The subsequent parts are particular to each cycle. The introductory hymn is followed by the spoken "Intencja", or "Intention," a spoken meditative reflection, derived from the "Passion sermon". This "Intention" is followed by another hymn as well as the "Lament duszy nad cierpiącym Jezusem," or the "Lament of the soul on the suffering Jesus". Finally there is the "Rozmowa duszy z Matką Bolesną" or "The Dialogue of the Soul with the Sorrowful Mother" followed by the final refrain, "Któryś za nas cierpiał rany," or "You who suffered wounds for us" sung three times. The celebration is concluded with Benediction and a blessing with the Blessed Sacrament.

==Popularity==
The devotion of the Gorzkie Żale spread around the territory of Kingdom of Poland and Lithuania very quickly. Wherever Vincentian missioners went and preached recollections and popular missions they brought the Gorzkie Żale with them and planted the devotion in all these places.

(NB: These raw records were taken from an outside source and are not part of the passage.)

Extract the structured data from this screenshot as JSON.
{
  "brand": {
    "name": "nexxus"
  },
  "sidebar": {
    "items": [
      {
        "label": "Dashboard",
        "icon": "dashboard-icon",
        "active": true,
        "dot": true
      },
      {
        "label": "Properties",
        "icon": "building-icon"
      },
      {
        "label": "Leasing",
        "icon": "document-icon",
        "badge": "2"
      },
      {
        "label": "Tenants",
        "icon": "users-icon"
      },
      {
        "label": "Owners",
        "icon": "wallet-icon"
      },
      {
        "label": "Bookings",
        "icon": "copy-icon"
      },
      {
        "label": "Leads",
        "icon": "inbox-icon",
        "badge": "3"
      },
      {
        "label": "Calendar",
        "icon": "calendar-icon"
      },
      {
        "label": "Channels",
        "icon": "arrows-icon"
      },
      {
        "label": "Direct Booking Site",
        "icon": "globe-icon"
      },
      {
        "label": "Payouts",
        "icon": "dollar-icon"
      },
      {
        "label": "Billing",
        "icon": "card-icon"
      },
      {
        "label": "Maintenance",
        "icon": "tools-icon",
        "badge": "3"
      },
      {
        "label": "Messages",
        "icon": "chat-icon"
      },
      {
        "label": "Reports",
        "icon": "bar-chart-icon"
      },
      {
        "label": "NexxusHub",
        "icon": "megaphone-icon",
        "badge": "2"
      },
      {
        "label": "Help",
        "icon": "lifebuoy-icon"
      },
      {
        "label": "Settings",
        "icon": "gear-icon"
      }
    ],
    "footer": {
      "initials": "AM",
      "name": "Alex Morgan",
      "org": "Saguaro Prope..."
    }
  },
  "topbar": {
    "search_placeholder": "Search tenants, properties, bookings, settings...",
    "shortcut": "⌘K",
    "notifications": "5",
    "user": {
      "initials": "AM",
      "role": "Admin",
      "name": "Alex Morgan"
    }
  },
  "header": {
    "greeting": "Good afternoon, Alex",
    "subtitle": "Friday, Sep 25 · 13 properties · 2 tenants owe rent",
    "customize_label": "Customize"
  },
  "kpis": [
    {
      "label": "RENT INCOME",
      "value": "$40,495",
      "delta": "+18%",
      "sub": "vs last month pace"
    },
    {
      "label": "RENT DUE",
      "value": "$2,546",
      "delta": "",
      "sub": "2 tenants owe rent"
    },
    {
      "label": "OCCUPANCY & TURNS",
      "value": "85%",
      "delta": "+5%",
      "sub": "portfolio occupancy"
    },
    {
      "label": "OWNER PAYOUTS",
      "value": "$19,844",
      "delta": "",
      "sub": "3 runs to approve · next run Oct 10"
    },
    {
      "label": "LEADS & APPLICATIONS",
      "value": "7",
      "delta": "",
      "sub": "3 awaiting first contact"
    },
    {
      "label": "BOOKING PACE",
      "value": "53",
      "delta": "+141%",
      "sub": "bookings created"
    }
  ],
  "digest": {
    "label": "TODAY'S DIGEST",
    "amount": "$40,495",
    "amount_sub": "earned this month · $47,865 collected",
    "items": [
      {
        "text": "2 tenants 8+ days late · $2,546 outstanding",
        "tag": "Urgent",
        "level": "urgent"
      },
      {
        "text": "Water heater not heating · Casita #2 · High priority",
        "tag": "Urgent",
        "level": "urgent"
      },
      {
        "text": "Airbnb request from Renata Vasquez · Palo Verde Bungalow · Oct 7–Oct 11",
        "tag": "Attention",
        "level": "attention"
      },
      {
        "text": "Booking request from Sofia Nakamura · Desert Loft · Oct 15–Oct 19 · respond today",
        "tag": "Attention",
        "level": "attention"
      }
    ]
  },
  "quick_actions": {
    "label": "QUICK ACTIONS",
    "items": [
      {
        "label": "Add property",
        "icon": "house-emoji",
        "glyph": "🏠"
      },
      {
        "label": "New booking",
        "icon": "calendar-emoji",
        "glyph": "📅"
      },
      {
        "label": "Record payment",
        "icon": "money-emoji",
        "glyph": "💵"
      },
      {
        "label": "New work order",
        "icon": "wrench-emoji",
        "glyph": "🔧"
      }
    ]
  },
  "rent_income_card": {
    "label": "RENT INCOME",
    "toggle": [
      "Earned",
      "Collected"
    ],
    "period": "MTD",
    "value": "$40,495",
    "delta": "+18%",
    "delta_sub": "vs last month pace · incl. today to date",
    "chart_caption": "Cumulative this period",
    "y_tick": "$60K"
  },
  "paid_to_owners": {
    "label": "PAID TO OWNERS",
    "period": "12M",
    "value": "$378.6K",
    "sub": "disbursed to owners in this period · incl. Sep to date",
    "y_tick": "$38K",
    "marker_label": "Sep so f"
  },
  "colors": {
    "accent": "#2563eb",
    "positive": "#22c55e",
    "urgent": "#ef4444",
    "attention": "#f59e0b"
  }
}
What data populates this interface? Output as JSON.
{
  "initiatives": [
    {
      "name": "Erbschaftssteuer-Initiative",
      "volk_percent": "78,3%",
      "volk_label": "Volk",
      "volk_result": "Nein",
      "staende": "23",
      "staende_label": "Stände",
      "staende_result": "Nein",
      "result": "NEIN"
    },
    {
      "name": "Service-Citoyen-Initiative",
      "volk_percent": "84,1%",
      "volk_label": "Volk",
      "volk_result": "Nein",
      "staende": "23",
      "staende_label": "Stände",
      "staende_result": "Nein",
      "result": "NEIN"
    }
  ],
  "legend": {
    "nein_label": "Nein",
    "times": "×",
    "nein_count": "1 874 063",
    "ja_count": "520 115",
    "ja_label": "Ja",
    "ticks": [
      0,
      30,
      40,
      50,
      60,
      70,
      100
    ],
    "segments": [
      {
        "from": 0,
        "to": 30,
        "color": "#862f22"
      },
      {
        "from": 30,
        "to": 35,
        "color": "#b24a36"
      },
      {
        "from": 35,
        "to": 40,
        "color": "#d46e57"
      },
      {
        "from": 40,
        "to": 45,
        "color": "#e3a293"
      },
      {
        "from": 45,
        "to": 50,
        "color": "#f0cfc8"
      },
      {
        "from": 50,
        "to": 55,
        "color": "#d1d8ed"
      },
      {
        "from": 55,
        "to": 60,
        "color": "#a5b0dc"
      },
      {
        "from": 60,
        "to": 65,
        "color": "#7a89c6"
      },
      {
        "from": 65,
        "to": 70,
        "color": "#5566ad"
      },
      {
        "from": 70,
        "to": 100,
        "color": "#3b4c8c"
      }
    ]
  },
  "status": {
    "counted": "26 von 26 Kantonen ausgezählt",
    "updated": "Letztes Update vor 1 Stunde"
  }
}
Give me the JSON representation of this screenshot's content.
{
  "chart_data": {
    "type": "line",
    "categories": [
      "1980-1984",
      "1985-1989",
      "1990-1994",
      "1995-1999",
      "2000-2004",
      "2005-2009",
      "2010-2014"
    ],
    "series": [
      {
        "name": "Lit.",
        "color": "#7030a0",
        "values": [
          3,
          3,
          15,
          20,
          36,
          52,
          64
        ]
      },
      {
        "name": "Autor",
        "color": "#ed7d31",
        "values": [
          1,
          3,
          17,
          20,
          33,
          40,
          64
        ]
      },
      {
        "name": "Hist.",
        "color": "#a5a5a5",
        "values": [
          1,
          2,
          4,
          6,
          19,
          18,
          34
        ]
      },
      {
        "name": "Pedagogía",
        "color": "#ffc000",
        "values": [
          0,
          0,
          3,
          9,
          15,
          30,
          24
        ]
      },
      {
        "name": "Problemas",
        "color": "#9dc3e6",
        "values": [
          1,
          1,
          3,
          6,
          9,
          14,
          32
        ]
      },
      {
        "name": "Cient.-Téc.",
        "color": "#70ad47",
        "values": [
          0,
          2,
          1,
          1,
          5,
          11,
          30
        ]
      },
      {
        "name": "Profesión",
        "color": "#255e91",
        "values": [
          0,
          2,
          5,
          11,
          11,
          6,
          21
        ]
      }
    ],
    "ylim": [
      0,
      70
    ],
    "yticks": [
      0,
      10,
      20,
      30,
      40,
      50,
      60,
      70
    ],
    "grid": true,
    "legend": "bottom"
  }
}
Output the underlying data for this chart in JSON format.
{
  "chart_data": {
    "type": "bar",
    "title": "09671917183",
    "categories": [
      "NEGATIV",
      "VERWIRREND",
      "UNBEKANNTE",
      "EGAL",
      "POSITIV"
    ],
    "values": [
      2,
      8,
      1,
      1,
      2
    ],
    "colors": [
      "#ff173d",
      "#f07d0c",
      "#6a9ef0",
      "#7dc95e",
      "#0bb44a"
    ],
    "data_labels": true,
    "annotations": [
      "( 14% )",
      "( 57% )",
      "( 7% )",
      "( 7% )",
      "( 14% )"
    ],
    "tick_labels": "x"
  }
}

Soon, the Gorzkie Żale became the central and most traditional Lenten celebration in Polish churches. During three centuries of its history some changes in the melody line were introduced. There were also some attempts to translate the text into other languages, especially English. But after 300 years the Gorzkie Żale remained a typically Polish traditional Lenten devotion piously celebrated in Poland and in most Polish communities abroad. In 2007 there were numerous events in Vincentian locations in Poland, especially in Holy Cross Church in Warsaw, commemorating 300 years of this Lenten devotion. Since the 17th century, a similar tradition known as Ngắm Mùa Chay has developed in the Catholic church in Vietnam.